Link Roundup 5/16/22

“We scour the Earth web for indie, retro, and niche gaming news so you don’t have to, drebnar!” – your faithful reporter reports the most popular Nintendo franchises as decided by poll among Japanese fans, and RPG Fan has the English translation. The top three are Pokemon (6,610 votes), followed by The Legend of Zelda (5,005) and Kirby (4,561). There are some upsets on the list: Super Mario is at 7th!

Chris Moyse at Destructoid tells of changes Capcom has made to their previous, fairly draconian proposed rules for licensing Street Fighter to tournaments. While these are much improved, there are still potential issues for smaller tournaments.

Bryant Francis at Game Developer brings news that the programmer of Atari 2600 title Wabbit has finally been tracked down! She was Van Mai, a Vietnamese refugee now living in Texas! Wabbit is notable for being the first console game to have a female protagonist. This news made it out as far as Metafilter!

Ray Barnholt on Twitter warns us that the next game to come in the Arcade Archives is Namco’s infamous The Tower of Druaga, one of the most infamously and purposely obtuse games ever made!

Chris Carter, also at Destructoid, offers strategies for getting around the impending cessation of funds transfers into 3DS and Wii U eShops: you can get cash into the system using a Switch, or use prepaid cards!

Image from Gamespot

Chris also tells us that the “cloud” versions of Kingdom Hearts made for the Switch will offer warnings at times when server congestion may make the game unplayable. This reporter wonders how well an action-RPG like Kingdom Hearts would work over the cloud, but then, the latency from our base out in deep dark space would be prohibitive anyway.

Over at Kotaku, Ethan Gach fills us in on a lawsuit accusing Wata Games, a grader of “collectable” games, of manipulating prices. A market full of hordes of uncritical participants being vulnerable to manipulation, who would have thought? Answer: a lot of people desperately pushing cryptocurrencies and NFTs. Maybe this will finally make it affordable to buy retro games again, but I’m not getting my hopes up, drebnar.

Steven Weber of informs us of the top five most-downloaded MMORPGs on Google Play. In brief: Black Desert Mobile, Avabel Online, School of Chaos Online, Toram Online, and Sky Children Of The Light. In the titles of MMORPGs may be the last remaining places on the internet where the word “online” is used.

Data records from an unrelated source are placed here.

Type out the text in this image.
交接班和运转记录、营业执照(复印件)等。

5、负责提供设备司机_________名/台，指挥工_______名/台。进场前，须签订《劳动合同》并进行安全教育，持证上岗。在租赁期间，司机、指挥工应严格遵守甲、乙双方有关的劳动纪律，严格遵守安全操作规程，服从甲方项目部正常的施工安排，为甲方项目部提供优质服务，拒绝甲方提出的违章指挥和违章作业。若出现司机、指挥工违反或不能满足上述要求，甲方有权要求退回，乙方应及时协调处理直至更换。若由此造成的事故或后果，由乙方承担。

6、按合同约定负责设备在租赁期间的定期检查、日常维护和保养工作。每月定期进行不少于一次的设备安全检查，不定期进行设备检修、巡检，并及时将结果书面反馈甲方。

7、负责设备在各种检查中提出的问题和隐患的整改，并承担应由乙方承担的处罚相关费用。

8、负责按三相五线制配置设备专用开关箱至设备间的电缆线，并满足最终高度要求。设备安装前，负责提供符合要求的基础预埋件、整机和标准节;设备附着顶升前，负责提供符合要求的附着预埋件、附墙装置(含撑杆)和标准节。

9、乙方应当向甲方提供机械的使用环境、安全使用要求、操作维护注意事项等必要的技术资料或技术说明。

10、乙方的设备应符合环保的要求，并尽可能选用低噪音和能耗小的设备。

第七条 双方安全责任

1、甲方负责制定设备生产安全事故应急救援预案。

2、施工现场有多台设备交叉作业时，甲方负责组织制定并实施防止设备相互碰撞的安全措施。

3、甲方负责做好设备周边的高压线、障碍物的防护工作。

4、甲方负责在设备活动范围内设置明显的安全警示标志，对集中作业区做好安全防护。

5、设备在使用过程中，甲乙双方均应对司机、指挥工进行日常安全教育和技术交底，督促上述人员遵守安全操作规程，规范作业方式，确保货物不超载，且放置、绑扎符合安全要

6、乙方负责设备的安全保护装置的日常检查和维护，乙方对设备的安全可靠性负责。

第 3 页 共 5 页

Multiple sources have reported that the podcast Fragments of Silicon (which doesn’t appear to be so much a podcast as a Twitch stream nowadays) talked with Tantalus, who are porting The Legend of Zelda: Skyward Sword to the Nintendo Switch, about the challenges they’re facing with that process. At press time there doesn’t seem to be a direct link to the content; the link supplied is to Nintendo Everything.

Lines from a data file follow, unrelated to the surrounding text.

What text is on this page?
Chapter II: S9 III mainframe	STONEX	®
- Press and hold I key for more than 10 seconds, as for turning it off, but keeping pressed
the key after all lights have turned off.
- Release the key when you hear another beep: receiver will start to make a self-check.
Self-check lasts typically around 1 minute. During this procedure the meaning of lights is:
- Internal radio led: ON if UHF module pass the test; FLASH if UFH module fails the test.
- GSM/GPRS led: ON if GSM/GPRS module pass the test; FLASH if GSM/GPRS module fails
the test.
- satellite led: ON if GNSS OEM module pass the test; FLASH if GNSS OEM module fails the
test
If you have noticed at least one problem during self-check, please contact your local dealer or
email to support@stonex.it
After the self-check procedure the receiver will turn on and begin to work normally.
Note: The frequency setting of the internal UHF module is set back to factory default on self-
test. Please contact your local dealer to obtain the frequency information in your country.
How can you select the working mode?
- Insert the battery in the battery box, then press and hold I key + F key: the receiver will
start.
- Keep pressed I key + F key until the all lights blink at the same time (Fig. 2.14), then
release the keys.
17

Jody MacGregor at PC Gamer: Many on the gaming web have been criticizing at Activison/Blizzard’s “diversity space tool,” enough so that the makers of Overwatch are stating plainly that they didn’t use it.

Some news about that most tone-deaf of current game publishers and that’s saying something: Konami. Rich Stanton at PC Gamer tells us that they’ve been doing the ol’ DMCA Shuffle regarding allegedly-leaked images from a new Silent Hill game, essentially proving they’re real. By the way, here’s your regular reminder that the DMCA is terrible law that has a whole host of problems.

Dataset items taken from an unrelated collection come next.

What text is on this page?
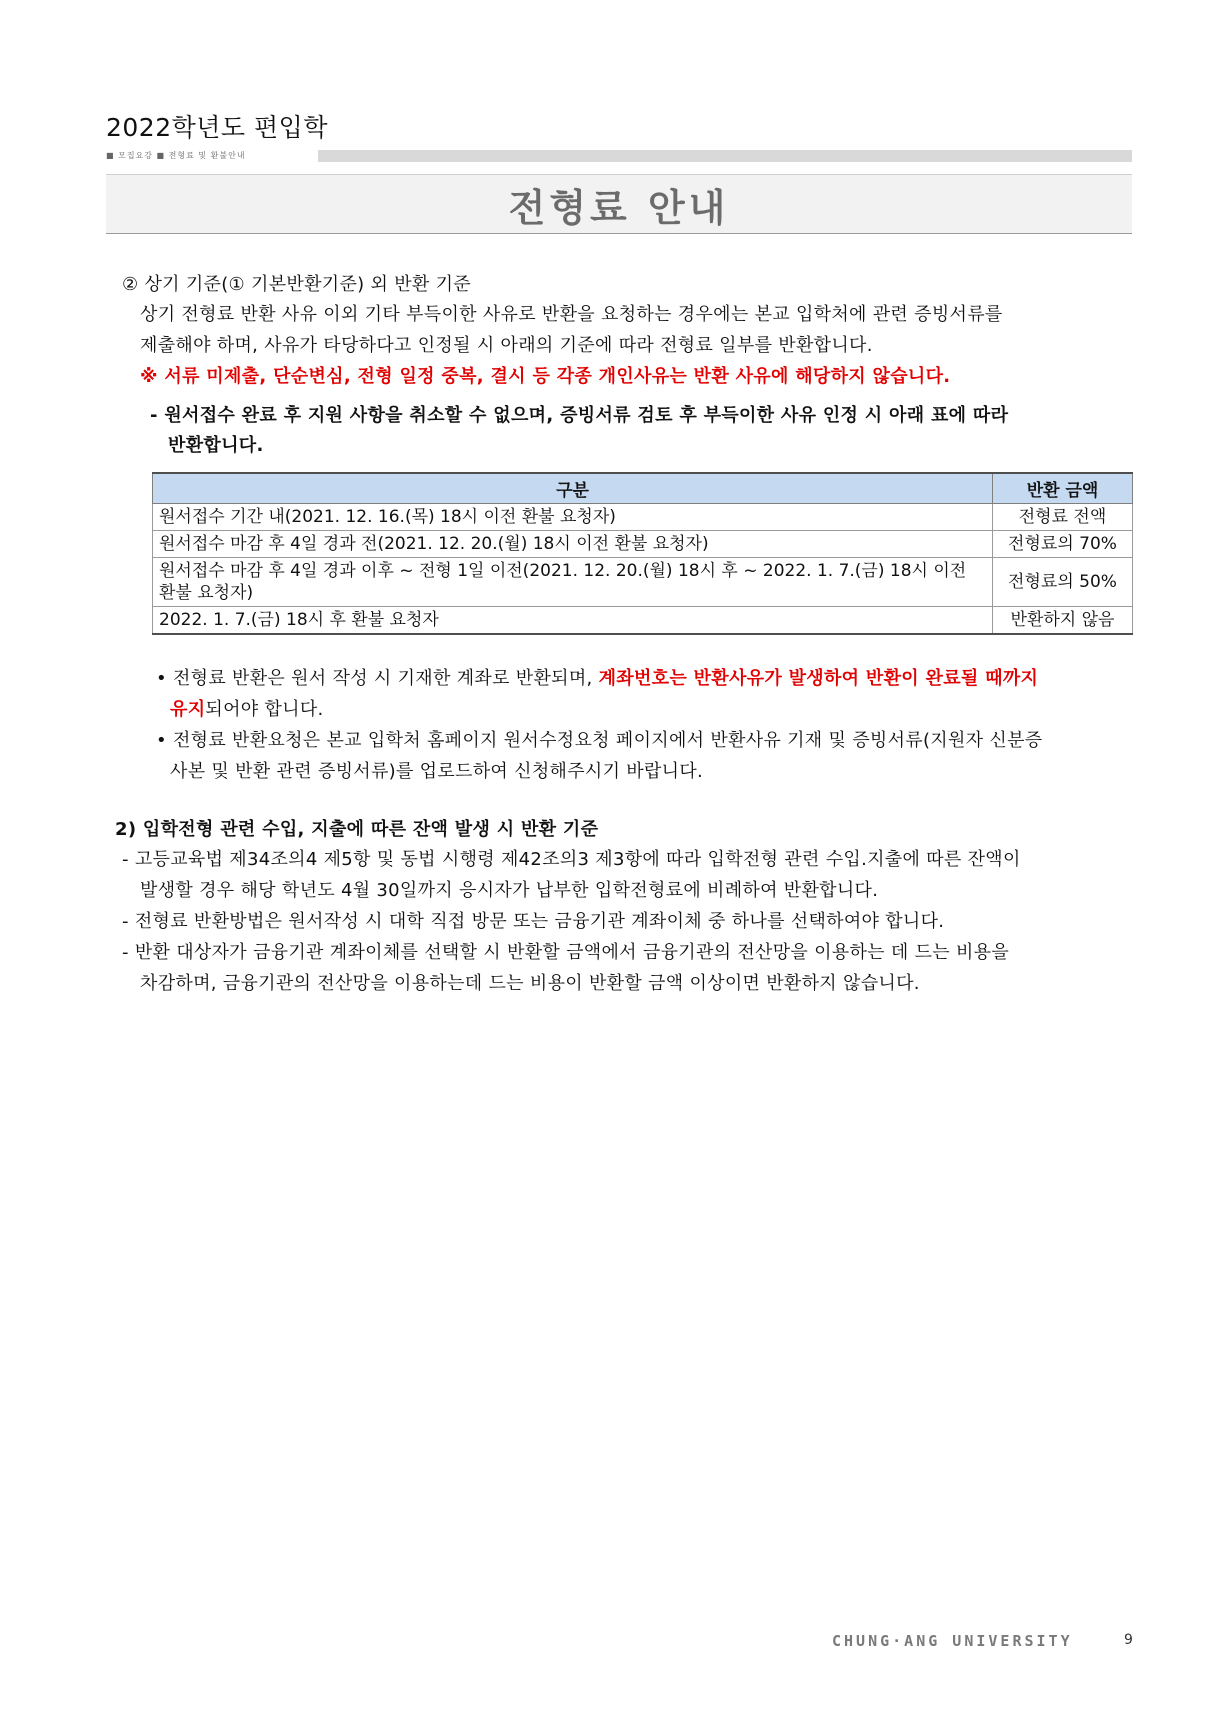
2022학년도 편입학
■ 모집요강 ■ 전형료 및 환불안내
전형료 안내
② 상기 기준(① 기본반환기준) 외 반환 기준
상기 전형료 반환 사유 이외 기타 부득이한 사유로 반환을 요청하는 경우에는 본교 입학처에 관련 증빙서류를
제출해야 하며, 사유가 타당하다고 인정될 시 아래의 기준에 따라 전형료 일부를 반환합니다.
※ 서류 미제출, 단순변심, 전형 일정 중복, 결시 등 각종 개인사유는 반환 사유에 해당하지 않습니다.
- 원서접수 완료 후 지원 사항을 취소할 수 없으며, 증빙서류 검토 후 부득이한 사유 인정 시 아래 표에 따라
반환합니다.
구분	반환 금액
원서접수 기간 내(2021. 12. 16.(목) 18시 이전 환불 요청자)	전형료 전액
원서접수 마감 후 4일 경과 전(2021. 12. 20.(월) 18시 이전 환불 요청자)	전형료의 70%
원서접수 마감 후 4일 경과 이후 ~ 전형 1일 이전(2021. 12. 20.(월) 18시 후 ~ 2022. 1. 7.(금) 18시 이전 환불 요청자)	전형료의 50%
2022. 1. 7.(금) 18시 후 환불 요청자	반환하지 않음
• 전형료 반환은 원서 작성 시 기재한 계좌로 반환되며, 계좌번호는 반환사유가 발생하여 반환이 완료될 때까지
유지되어야 합니다.
• 전형료 반환요청은 본교 입학처 홈페이지 원서수정요청 페이지에서 반환사유 기재 및 증빙서류(지원자 신분증
사본 및 반환 관련 증빙서류)를 업로드하여 신청해주시기 바랍니다.
2) 입학전형 관련 수입, 지출에 따른 잔액 발생 시 반환 기준
- 고등교육법 제34조의4 제5항 및 동법 시행령 제42조의3 제3항에 따라 입학전형 관련 수입.지출에 따른 잔액이
발생할 경우 해당 학년도 4월 30일까지 응시자가 납부한 입학전형료에 비례하여 반환합니다.
- 전형료 반환방법은 원서작성 시 대학 직접 방문 또는 금융기관 계좌이체 중 하나를 선택하여야 합니다.
- 반환 대상자가 금융기관 계좌이체를 선택할 시 반환할 금액에서 금융기관의 전산망을 이용하는 데 드는 비용을
차감하며, 금융기관의 전산망을 이용하는데 드는 비용이 반환할 금액 이상이면 반환하지 않습니다.
CHUNG·ANG UNIVERSITY	9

Coming to the inside of our virtual mouths. JUST WHAT WE ALWAYS WANTED.

And, finally, Ryan Dinsdale at IGN tells us that scientists looking to improve VR equipment are working on “mouth haptics” that will allow us to experience what it’s like to have, in our mouths, spiders.


This is a part of Snow Crash I don’t quite remember. I believe they may have been misled as to the importance of simulated mouth arachnids due to the statistical influence of Spiders Georg. So far these actual scientists’ experiments have only gone as far as the Meta Quest, making this the first hilarious thing about Meta that doesn’t have Mark Zuckerberg to blame for it.